Mit der Teilnahme der USA an der Buchmesse ist die Hoffnung verbunden, dass »es mit der Intensivierung der Beziehungen zwischen beiden Ländern eine größere Öffnung für die Zirkulation von ausländischen Titeln in Kuba und kubanischen Titeln im Ausland geben wird«, wie die kubanische Schriftstellerin Aida Bahr feststellte. Die ehemalige Verlegerin dämpft allerdings allzu hohe Erwartungen: Der kubanische Buchmarkt habe sich zwar im Zuge der Erneuerung des Wirtschaftsmodels verändert. Einige Verlage, die dem staatlichen Buchinstitut ICL unterstanden, wurden zu autonomen Unternehmen. Dennoch sei der hiesige Buchmarkt nicht für das Ausland vorbereitet. Sieht man von einigen Ausnahmen à la Leonardo Padura ab, ist es für die Schriftsteller und Verleger, die vom ICL abhängen, in der Tat schwierig, im Ausland Fuß zu fassen. Ungeklärt bleibt auch, ob die ohnehin schon steigenden Buchpreise im Zuge der Veränderungen für den Durchschnittsverdiener erschwinglich bleiben können.
Erfreulicherweise wird der Debatte über den internationalen Buchmarkt erstmalig eine besondere Plattform eingeräumt. Von der staatlichen Literaturagentur ALL organisiert, werden eine Woche lang Themen wie »Kommerzialisierung spanischsprachiger Literatur in den USA« oder »Das gedruckte Buch: Herausforderung an die Verlagsproduktion« von Fachleuten aus verschiedenen Ländern erörtert. Ja, es sind anregende Debatten, in denen Vertreter des ICL oder der ALL indes mehr aktive Präsenz zeigen sollten, um etwa die oben aufgeworfenen Fragen zu beantworten. Denn die kritischen Gespräche zwischen Referenten und Publikum sind anregend.
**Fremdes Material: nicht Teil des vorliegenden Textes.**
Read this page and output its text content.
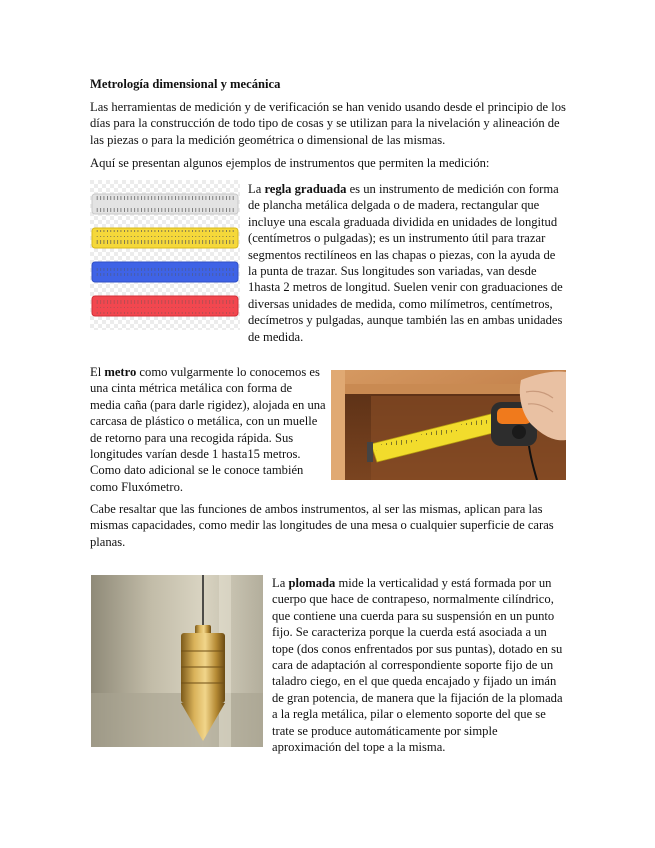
Metrología dimensional y mecánica

Las herramientas de medición y de verificación se han venido usando desde el principio de los días para la construcción de todo tipo de cosas y se utilizan para la nivelación y alineación de las piezas o para la medición geométrica o dimensional de las mismas.

Aquí se presentan algunos ejemplos de instrumentos que permiten la medición:

La regla graduada es un instrumento de medición con forma de plancha metálica delgada o de madera, rectangular que incluye una escala graduada dividida en unidades de longitud (centímetros o pulgadas); es un instrumento útil para trazar segmentos rectilíneos en las chapas o piezas, con la ayuda de la punta de trazar. Sus longitudes son variadas, van desde 1hasta 2 metros de longitud. Suelen venir con graduaciones de diversas unidades de medida, como milímetros, centímetros, decímetros y pulgadas, aunque también las en ambas unidades de medida.

El metro como vulgarmente lo conocemos es una cinta métrica metálica con forma de media caña (para darle rigidez), alojada en una carcasa de plástico o metálica, con un muelle de retorno para una recogida rápida. Sus longitudes varían desde 1 hasta15 metros. Como dato adicional se le conoce también como Fluxómetro.

Cabe resaltar que las funciones de ambos instrumentos, al ser las mismas, aplican para las mismas capacidades, como medir las longitudes de una mesa o cualquier superficie de caras planas.

La plomada mide la verticalidad y está formada por un cuerpo que hace de contrapeso, normalmente cilíndrico, que contiene una cuerda para su suspensión en un punto fijo. Se caracteriza porque la cuerda está asociada a un tope (dos conos enfrentados por sus puntas), dotado en su cara de adaptación al correspondiente soporte fijo de un taladro ciego, en el que queda encajado y fijado un imán de gran potencia, de manera que la fijación de la plomada a la regla metálica, pilar o elemento soporte del que se trate se produce automáticamente por simple aproximación del tope a la misma.
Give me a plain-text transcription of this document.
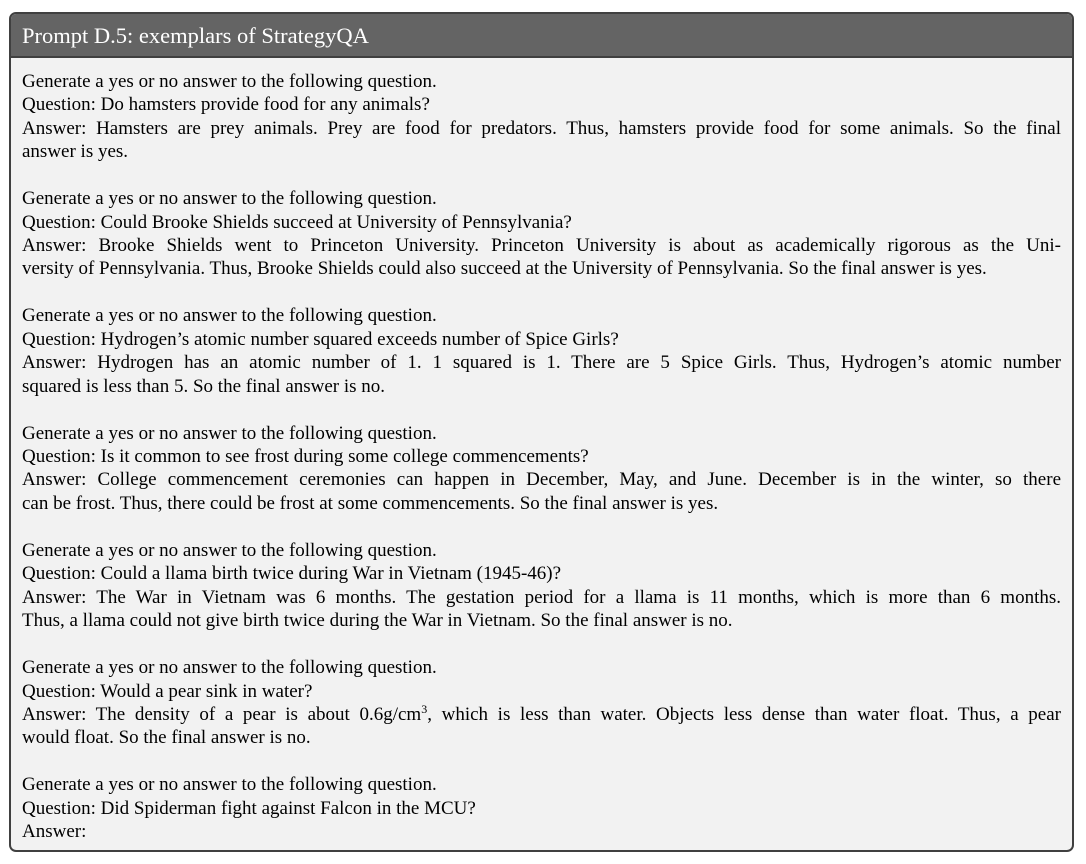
Prompt D.5: exemplars of StrategyQA
Generate a yes or no answer to the following question.
Question: Do hamsters provide food for any animals?
Answer: Hamsters are prey animals. Prey are food for predators. Thus, hamsters provide food for some animals. So the final
answer is yes.
Generate a yes or no answer to the following question.
Question: Could Brooke Shields succeed at University of Pennsylvania?
Answer: Brooke Shields went to Princeton University. Princeton University is about as academically rigorous as the Uni-
versity of Pennsylvania. Thus, Brooke Shields could also succeed at the University of Pennsylvania. So the final answer is yes.
Generate a yes or no answer to the following question.
Question: Hydrogen’s atomic number squared exceeds number of Spice Girls?
Answer: Hydrogen has an atomic number of 1. 1 squared is 1. There are 5 Spice Girls. Thus, Hydrogen’s atomic number
squared is less than 5. So the final answer is no.
Generate a yes or no answer to the following question.
Question: Is it common to see frost during some college commencements?
Answer: College commencement ceremonies can happen in December, May, and June. December is in the winter, so there
can be frost. Thus, there could be frost at some commencements. So the final answer is yes.
Generate a yes or no answer to the following question.
Question: Could a llama birth twice during War in Vietnam (1945-46)?
Answer: The War in Vietnam was 6 months. The gestation period for a llama is 11 months, which is more than 6 months.
Thus, a llama could not give birth twice during the War in Vietnam. So the final answer is no.
Generate a yes or no answer to the following question.
Question: Would a pear sink in water?
Answer: The density of a pear is about $0.6g/cm^3$, which is less than water. Objects less dense than water float. Thus, a pear
would float. So the final answer is no.
Generate a yes or no answer to the following question.
Question: Did Spiderman fight against Falcon in the MCU?
Answer:
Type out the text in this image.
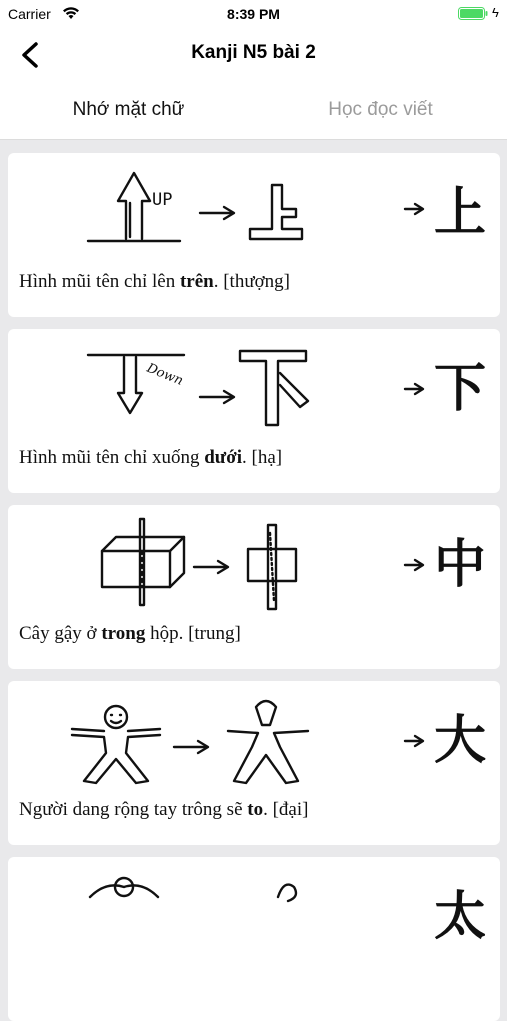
Carrier	8:39 PM	ϟ
Kanji N5 bài 2
Nhớ mặt chữ	Học đọc viết
UP	上
Hình mũi tên chỉ lên trên. [thượng]
Down	下
Hình mũi tên chỉ xuống dưới. [hạ]
中
Cây gậy ở trong hộp. [trung]
大
Người dang rộng tay trông sẽ to. [đại]
太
Bezüglich des offiziellen Deutschland zeigt man dieses Jahr wieder mehr Interesse am kubanischen Buchmarkt. »Es ist spannend, bei diesen Veränderungen in Kuba dabei zu sein. Es gab schon auf der mexikanischen Buchmesse in Guadalajara vergangenes Jahr Gespräche zwischen beiden Institutionen. Dann kam die Einladung an uns, die Frankfurter Buchmesse (FBM) in Havanna vorzustellen«, so Marifé Boix García, Vizepräsidentin der FBM, auf Anfrage. Ziel sei es, Kuba wieder mit einem eigenen Stand nach Frankfurt zu holen.
Und wie sieht es außerhalb der Cabaña, auf den Straßen von Havanna aus? Sie sind ganz in der Hand der zahlreichen Cabriolets, in den schrillsten Farben: pink, rot, grün, lila, salmon. Sie fahren historische und weniger historische Schauplätze der Stadt ab, wo der Verfall einer Stadt und die oft schwierige Lage ihrer Bewohner einem jeden ins Gesicht zu brüllen scheint: Wo sind sie denn nun, die viel gerühmten Veränderungen?
Die Gäste der herrschaftlich anmutenden Oldtimer stört dies wenig. Schließlich kamen sie ja deswegen nach Kuba. »Wir wollen uns das noch einmal ansehen, bevor es vorbei ist«, konnte man bereits beim Hinflug von vielen hören. So halten sie ihre Digitalkameras oder Smartphones in den Wind und filmen die Requisiten einer glorreichen vergangenen Epoche und ihre lebenden Insassen, davon überzeugt, dass der Traum vom karibischen Sozialismus ja wohl bald ausgeträumt sei. Ob sie Recht behalten werden? Bevor ich mir ernsthafte Gedanken darüber mache, stecke ich meine Nase lieber wieder ins Buchmessenprogramm, rufe ein Taxi und fahre schleunigst zur Cabaña hoch.
Noch bis zum 21. Februar ist die Internationale Buchmesse mit ihren spannenden Veranstaltungen zu erleben. Dann wird die Verkaufsmesse ab Anfang März bis Ende April durch 15 weitere Städte der Insel ziehen.